Oh wow! I can’t believe that I wrote the last of these back in March! I’m endeavouring to catch up but starting from September and working backwards. It’s been a busy time for me in the bargaining space, so unfortunately things like this have been parked.
We’re now one week out from the national election, and unions have been upping the ante in anticipation of this over the past couple of months.
Here are the noteworthy events from September, summarised with links included for your light reading.
1. Senior doctors strike
Senior doctors who are members of ASMS have walked off the job three times in September, seeking pay increases in line with CPI. Te Whatu Ora has offered senior doctors and dentists salary increases over the next year of between 7 per cent and 12.9 per cent. Further action scheduled later in the month was postponed, but another notice for 24 October remains in place.
2. PSA Corrections workers reject offer
PSA members working in prisons across the country, have rejected the offer for settlement asking for “a more realistic movement on pay rates”.
3. Midwives pay equity offer
Around 1,700 Te Whatu Ora employed midwives and maternity care assistants are voting on a pay equity offer that would see the starting salary for a midwife increase to $76,235 from 1 April 2022, a lump sum payment of up to $15,000 and a top rate of $153,060.
4. Telehealth strike
NZNO & PSA members employed by Whakarongorau Aotearoa New Zealand Telehealth Services took strike action for 24 hours over their collective agreement negotiations. The employer sought an injunction and was successful in stopping action for some key employee groups.
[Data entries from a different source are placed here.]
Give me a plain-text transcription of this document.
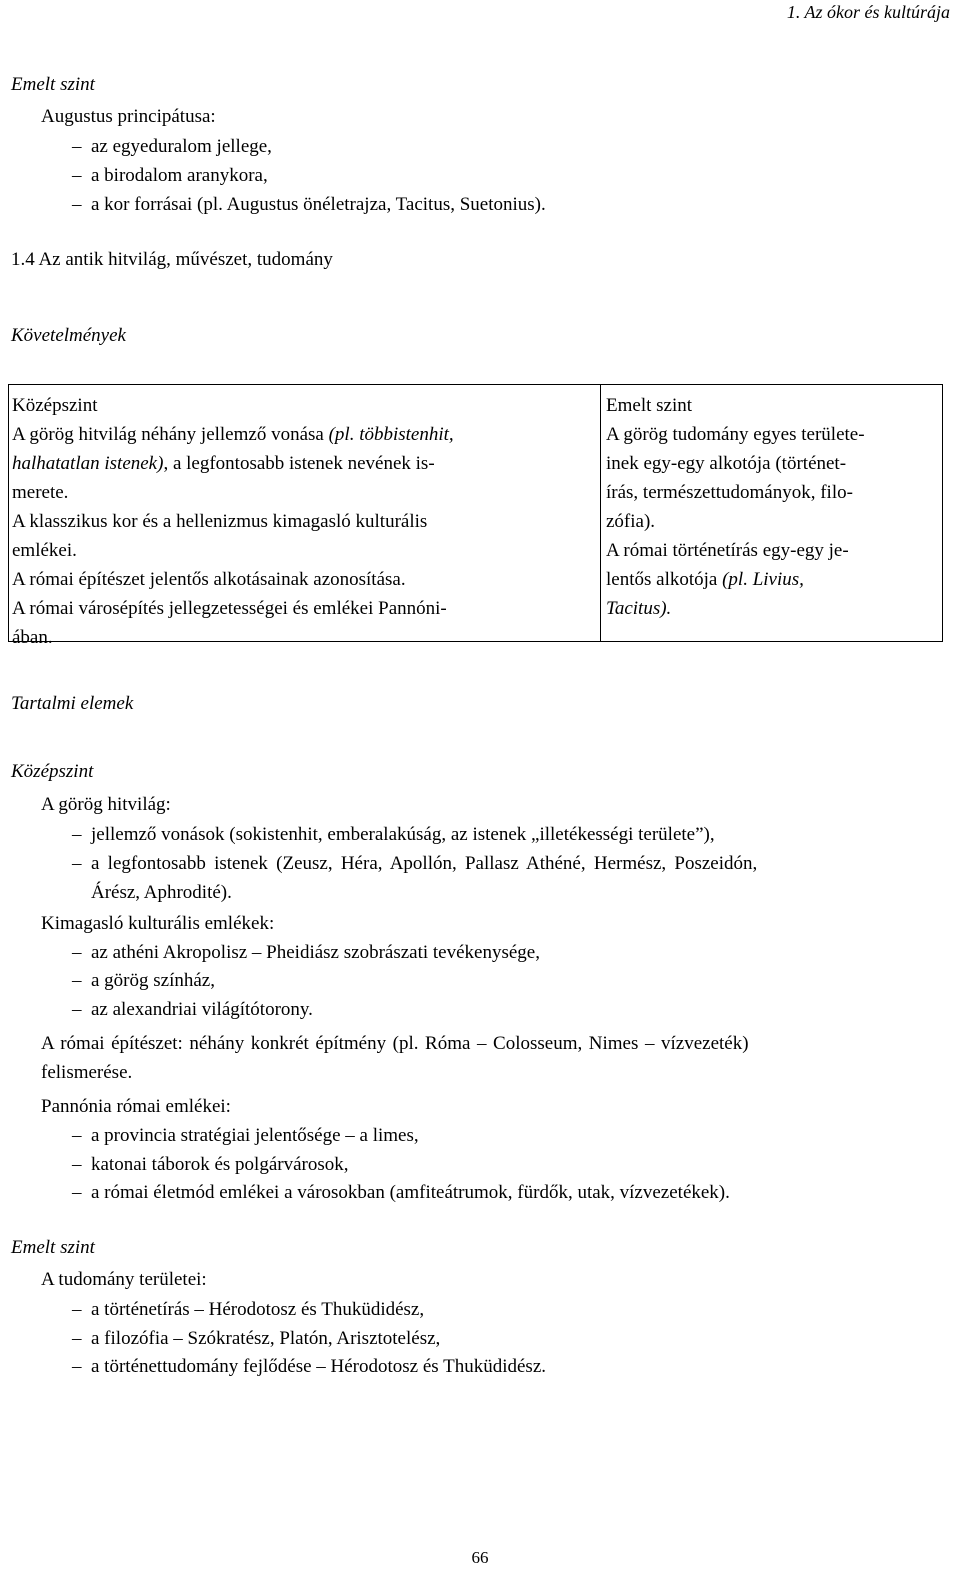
1. Az ókor és kultúrája
Emelt szint
Augustus principátusa:
– az egyeduralom jellege,
– a birodalom aranykora,
– a kor forrásai (pl. Augustus önéletrajza, Tacitus, Suetonius).
1.4 Az antik hitvilág, művészet, tudomány
Követelmények
Középszint
A görög hitvilág néhány jellemző vonása (pl. többistenhit,
halhatatlan istenek), a legfontosabb istenek nevének is-
merete.
A klasszikus kor és a hellenizmus kimagasló kulturális
emlékei.
A római építészet jelentős alkotásainak azonosítása.
A római városépítés jellegzetességei és emlékei Pannóni-
ában.
Emelt szint
A görög tudomány egyes területe-
inek egy-egy alkotója (történet-
írás, természettudományok, filo-
zófia).
A római történetírás egy-egy je-
lentős alkotója (pl. Livius,
Tacitus).
Tartalmi elemek
Középszint
A görög hitvilág:
– jellemző vonások (sokistenhit, emberalakúság, az istenek „illetékességi területe”),
– a legfontosabb istenek (Zeusz, Héra, Apollón, Pallasz Athéné, Hermész, Poszeidón,
Árész, Aphrodité).
Kimagasló kulturális emlékek:
– az athéni Akropolisz – Pheidiász szobrászati tevékenysége,
– a görög színház,
– az alexandriai világítótorony.
A római építészet: néhány konkrét építmény (pl. Róma – Colosseum, Nimes – vízvezeték)
felismerése.
Pannónia római emlékei:
– a provincia stratégiai jelentősége – a limes,
– katonai táborok és polgárvárosok,
– a római életmód emlékei a városokban (amfiteátrumok, fürdők, utak, vízvezetékek).
Emelt szint
A tudomány területei:
– a történetírás – Hérodotosz és Thuküdidész,
– a filozófia – Szókratész, Platón, Arisztotelész,
– a történettudomány fejlődése – Hérodotosz és Thuküdidész.
66
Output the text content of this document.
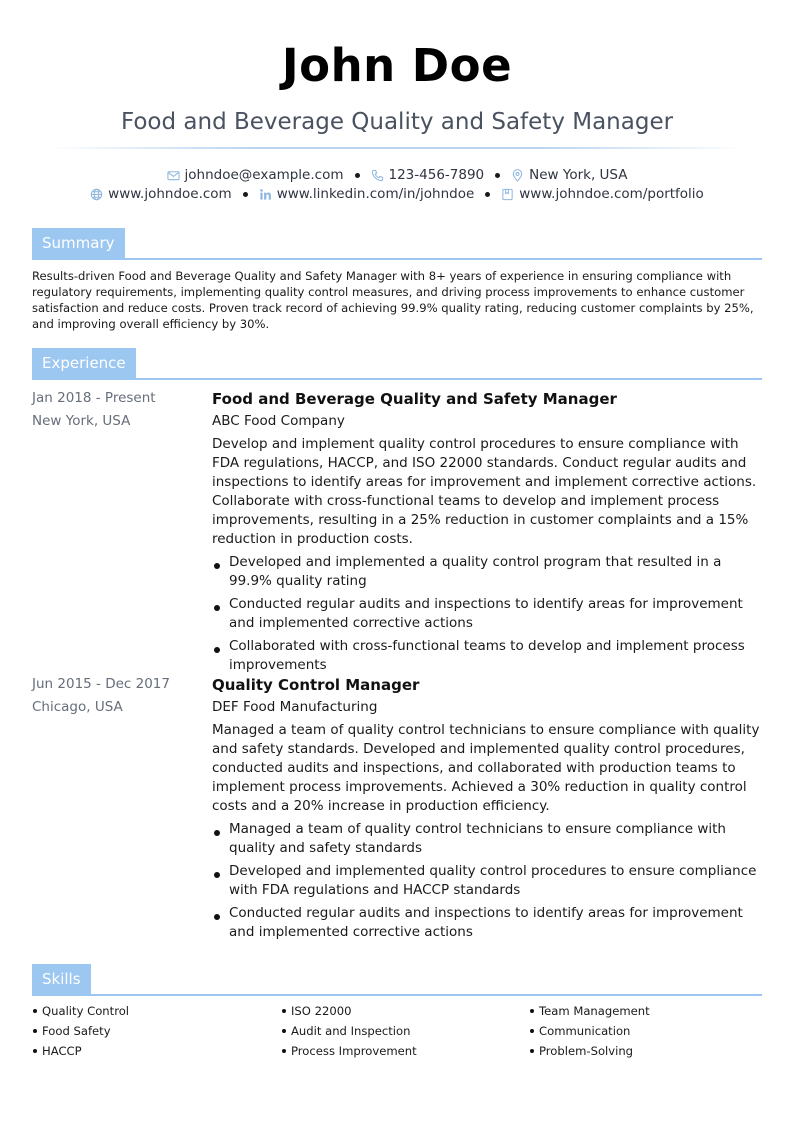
John Doe
Food and Beverage Quality and Safety Manager
johndoe@example.com	123-456-7890	New York, USA
www.johndoe.com	www.linkedin.com/in/johndoe	www.johndoe.com/portfolio
Summary
Results-driven Food and Beverage Quality and Safety Manager with 8+ years of experience in ensuring compliance with regulatory requirements, implementing quality control measures, and driving process improvements to enhance customer satisfaction and reduce costs. Proven track record of achieving 99.9% quality rating, reducing customer complaints by 25%, and improving overall efficiency by 30%.
Experience
Jan 2018 - Present
New York, USA
Food and Beverage Quality and Safety Manager
ABC Food Company
Develop and implement quality control procedures to ensure compliance with FDA regulations, HACCP, and ISO 22000 standards. Conduct regular audits and inspections to identify areas for improvement and implement corrective actions. Collaborate with cross-functional teams to develop and implement process improvements, resulting in a 25% reduction in customer complaints and a 15% reduction in production costs.
Developed and implemented a quality control program that resulted in a 99.9% quality rating
Conducted regular audits and inspections to identify areas for improvement and implemented corrective actions
Collaborated with cross-functional teams to develop and implement process improvements
Jun 2015 - Dec 2017
Chicago, USA
Quality Control Manager
DEF Food Manufacturing
Managed a team of quality control technicians to ensure compliance with quality and safety standards. Developed and implemented quality control procedures, conducted audits and inspections, and collaborated with production teams to implement process improvements. Achieved a 30% reduction in quality control costs and a 20% increase in production efficiency.
Managed a team of quality control technicians to ensure compliance with quality and safety standards
Developed and implemented quality control procedures to ensure compliance with FDA regulations and HACCP standards
Conducted regular audits and inspections to identify areas for improvement and implemented corrective actions
Skills
Quality Control
Food Safety
HACCP
ISO 22000
Audit and Inspection
Process Improvement
Team Management
Communication
Problem-Solving
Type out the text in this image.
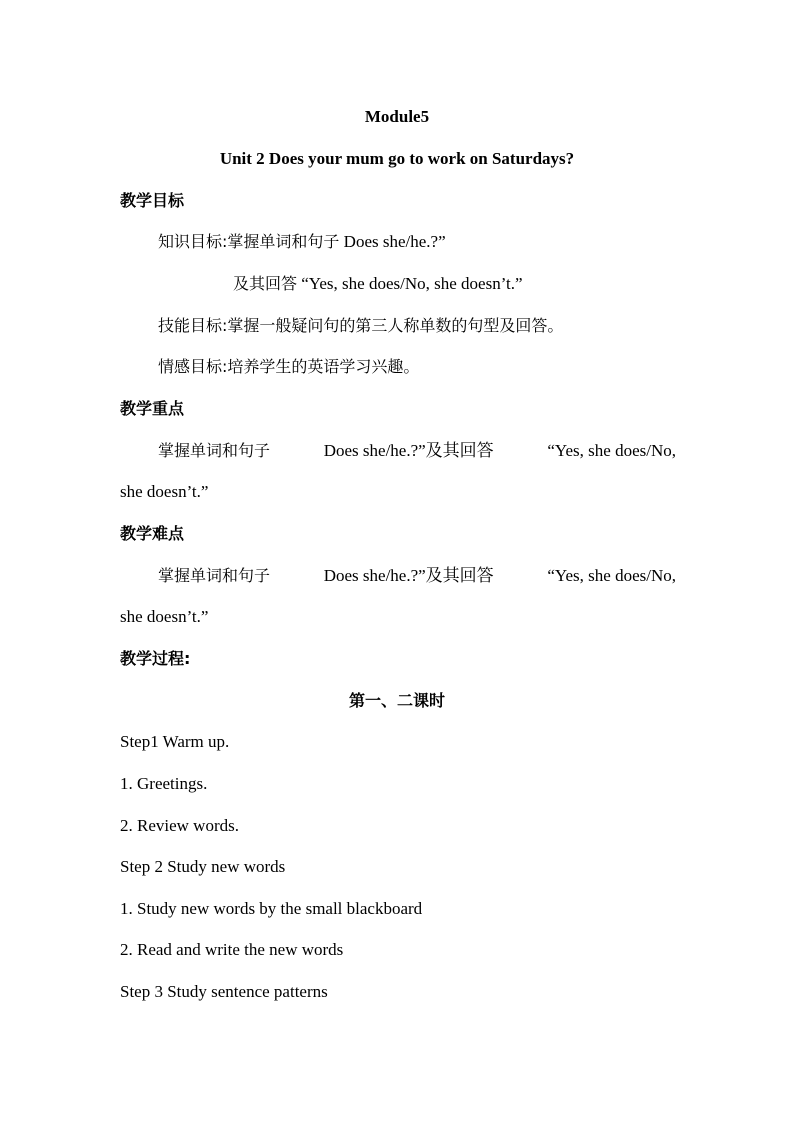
Module5
Unit 2 Does your mum go to work on Saturdays?
教学目标
知识目标:掌握单词和句子 Does she/he.?”
及其回答 “Yes, she does/No, she doesn’t.”
技能目标:掌握一般疑问句的第三人称单数的句型及回答。
情感目标:培养学生的英语学习兴趣。
教学重点
掌握单词和句子	Does she/he.?”及其回答	“Yes, she does/No,
she doesn’t.”
教学难点
掌握单词和句子	Does she/he.?”及其回答	“Yes, she does/No,
she doesn’t.”
教学过程:
第一、二课时
Step1 Warm up.
1. Greetings.
2. Review words.
Step 2 Study new words
1. Study new words by the small blackboard
2. Read and write the new words
Step 3 Study sentence patterns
The latest campaign from FIRST Union has been labelled ‘Bankflation’ and comes with supporting documentation that makes for really interesting reading. This campaign calls out the big four banks on a cumulative 80% profit increase in the last decade. Their solution to this is – industry banking (either as a MECA or FPA), increased competition, regulation of margins and windfall taxes & levies.
7. Election policies relating to employment
The Spinoff has helpfully summarised all political parties’ policies across the full range of topics. From my perspective, the main parties don’t really have anything ground-breaking on their list in the industrial relations space and it’s the minor parties where the policies would be more controversial. We will wait and see what coalition negotiations turn up.